Estimated size information lost when `.map()` result is chained

google / cel-go

Fast, portable, non-Turing complete expression evaluation with gradual typing (Go)

https://cel.dev

Apache License 2.0

2.3k stars 224 forks source link

Estimated size information lost when `.map()` result is chained #900

Closed jpbetz closed 9 months ago

jpbetz commented 9 months ago

Estimated size information lost with .map() when .filter() is called on the result (presumably applies to other chaining operations).

To Reproduce Check which components this affects:

[ ] parser
[x] checker
[ ] interpreter

Sample expression and input that reproduces the issue:

[1,2,3,4,5].map(x, x).filter(x, x % 2 == 0)

Test setup:

checker/cost_test.go:

        {
            name:   ".map.filter size",
            expr:   `[1,2,3,4,5].map(x, x).filter(x, x % 2 == 0)`,
            wanted: CostEstimate{Min: 97, Max: 97},
        },

Expected behavior

Expected a bounded cost estimate. got: [97, 18446744073709551615]

Additional context

Both these test cases pass when added:

        {
            name:   ".filter size",
            expr:   `[1,2,3,4,5].filter(x, x % 2 == 0)`,
            wanted: CostEstimate{Min: 41, Max: 101},
        },
        {
            name:   ".map size",
            expr:   `[1,2,3,4,5].map(x, x)`,
            wanted: CostEstimate{Min: 86, Max: 86},
        },

jpbetz commented 9 months ago

cc @cici37 @TristonianJones

TristonianJones commented 9 months ago

@jpbetz why do you expected unbounded cost on the upperbound when the input size is fixed?

stevekuznetsov commented 9 months ago

@TristonianJones I think it's the opposite - we expect a bounded cost, but the current implementation returns an unbounded one.

jpbetz commented 9 months ago

Joe Betz why do you expected unbounded cost on the upperbound when the input size is fixed?

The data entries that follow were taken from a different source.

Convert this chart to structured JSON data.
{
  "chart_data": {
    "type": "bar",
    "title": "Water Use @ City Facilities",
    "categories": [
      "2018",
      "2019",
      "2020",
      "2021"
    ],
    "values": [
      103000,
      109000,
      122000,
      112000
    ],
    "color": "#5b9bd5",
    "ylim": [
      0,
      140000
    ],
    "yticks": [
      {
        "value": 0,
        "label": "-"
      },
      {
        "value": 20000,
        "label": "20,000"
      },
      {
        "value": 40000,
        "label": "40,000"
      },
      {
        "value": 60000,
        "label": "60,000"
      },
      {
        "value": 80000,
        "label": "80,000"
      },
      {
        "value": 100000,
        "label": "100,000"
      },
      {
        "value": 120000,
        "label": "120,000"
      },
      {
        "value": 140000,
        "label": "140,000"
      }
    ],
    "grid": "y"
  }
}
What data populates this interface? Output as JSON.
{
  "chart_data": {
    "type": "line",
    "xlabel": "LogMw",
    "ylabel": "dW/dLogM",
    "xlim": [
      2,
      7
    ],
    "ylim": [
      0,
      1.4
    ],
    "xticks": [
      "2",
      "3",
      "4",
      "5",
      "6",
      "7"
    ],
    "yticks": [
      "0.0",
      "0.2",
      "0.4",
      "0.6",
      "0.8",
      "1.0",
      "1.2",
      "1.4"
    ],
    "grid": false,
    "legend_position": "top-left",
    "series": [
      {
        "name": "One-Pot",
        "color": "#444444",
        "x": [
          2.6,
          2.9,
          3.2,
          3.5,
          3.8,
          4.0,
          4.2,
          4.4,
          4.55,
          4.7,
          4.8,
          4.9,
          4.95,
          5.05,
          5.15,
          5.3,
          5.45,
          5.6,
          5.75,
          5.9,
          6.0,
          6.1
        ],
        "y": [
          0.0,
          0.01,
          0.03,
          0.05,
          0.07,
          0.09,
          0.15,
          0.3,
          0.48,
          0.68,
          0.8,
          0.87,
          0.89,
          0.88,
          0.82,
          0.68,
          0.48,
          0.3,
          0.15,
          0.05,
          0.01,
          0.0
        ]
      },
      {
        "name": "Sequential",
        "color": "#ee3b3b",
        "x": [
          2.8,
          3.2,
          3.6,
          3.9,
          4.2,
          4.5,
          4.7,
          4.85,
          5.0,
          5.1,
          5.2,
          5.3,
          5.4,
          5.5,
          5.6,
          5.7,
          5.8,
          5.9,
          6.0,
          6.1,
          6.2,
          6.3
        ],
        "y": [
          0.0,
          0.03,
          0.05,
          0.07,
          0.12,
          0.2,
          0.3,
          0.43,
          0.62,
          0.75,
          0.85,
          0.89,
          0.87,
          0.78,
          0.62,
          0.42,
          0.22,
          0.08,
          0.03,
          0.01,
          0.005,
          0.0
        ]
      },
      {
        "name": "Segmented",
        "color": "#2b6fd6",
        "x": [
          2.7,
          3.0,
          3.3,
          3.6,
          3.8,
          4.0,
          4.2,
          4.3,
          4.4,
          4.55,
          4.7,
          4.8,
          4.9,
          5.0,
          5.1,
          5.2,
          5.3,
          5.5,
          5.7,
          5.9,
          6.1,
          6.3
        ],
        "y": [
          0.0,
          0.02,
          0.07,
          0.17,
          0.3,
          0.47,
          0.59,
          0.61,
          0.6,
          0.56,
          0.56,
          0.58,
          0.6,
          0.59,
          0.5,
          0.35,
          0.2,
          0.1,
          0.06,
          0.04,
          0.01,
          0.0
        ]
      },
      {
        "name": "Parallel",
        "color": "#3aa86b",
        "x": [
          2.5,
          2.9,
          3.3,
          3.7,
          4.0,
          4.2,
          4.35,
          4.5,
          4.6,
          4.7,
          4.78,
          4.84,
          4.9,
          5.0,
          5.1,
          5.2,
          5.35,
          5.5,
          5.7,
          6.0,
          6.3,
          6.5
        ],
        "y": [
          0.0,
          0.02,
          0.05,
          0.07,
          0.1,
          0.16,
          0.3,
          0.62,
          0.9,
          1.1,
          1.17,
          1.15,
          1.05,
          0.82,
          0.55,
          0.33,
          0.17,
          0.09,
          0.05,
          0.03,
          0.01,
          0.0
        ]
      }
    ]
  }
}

I expected bounded but got unbounded.

stevekuznetsov commented 9 months ago

It seems like there's something more pernicious than adding .filter() to a .map() - adding the following two cases:

        {
            name: "list n squared",
            expr: `[1,2,3].all(i, i in [1,2,3])`,
            vars: []*decls.VariableDecl{
                decls.NewVariable("list1", types.NewListType(types.IntType)),
                decls.NewVariable("list2", types.NewListType(types.IntType)),
            },
            wanted: CostEstimate{Min: 5, Max: 5},
        },
        {
            name: "list n squared with map",
            expr: `[1,2,3].all(i, i in [1,2,3].map(j, j + j))`,
            vars: []*decls.VariableDecl{
                decls.NewVariable("list1", types.NewListType(types.IntType)),
                decls.NewVariable("list2", types.NewListType(types.IntType)),
            },
            wanted: CostEstimate{Min: 5, Max: 5},
        },

We get:

$ go test ./checker/... -run TestCost/list_n_squared
?       github.com/google/cel-go/checker/decls  [no test files]
--- FAIL: TestCost (0.00s)
    --- FAIL: TestCost/list_n_squared (0.00s)
        cost_test.go:566: Got cost interval [20, 62], wanted [5, 5]
    --- FAIL: TestCost/list_n_squared_with_map (0.00s)
        cost_test.go:566: Got cost interval [20, 18446744073709551615], wanted [5, 5]
FAIL
FAIL    github.com/google/cel-go/checker    0.003s

The cost assertions failing aside, the fact that the second evaluates to an unbounded cost is wrong and reproduces something similar to the original report without having to chain anything.

TristonianJones commented 9 months ago

@jpbetz @stevekuznetsov, my apologies, I misread the report about the expectations.

My guess is that all comprehensions are looking for fixed size iteration ranges, so any chaining / nesting with more than one comprehension will likely trigger the issue. Happy to have more test cases though.

-Tristan

stevekuznetsov commented 9 months ago

@TristonianJones I'm new to the project so I don't know if I understand your comment about "all comprehensions are looking for fixed size iteration ranges" but I believe my second test case has fixed-size inputs for all and still evaluates to an unbounded result:

 `[1,2,3].all(i, i in [1,2,3].map(j, j + j))`

For the original report from @jpbetz with a chained [].map().filter() are you saying that the current approach is not able to determine that .filter() is getting a bounded input; and, if so, is that an issue or something working as expected?

Edit: I guess in both cases it seems like the evaluator is not able to determine that the output of .map() is a fixed size.

Edit 2: we hit this case on the output of the .map() call, which brings our cost to unbounded.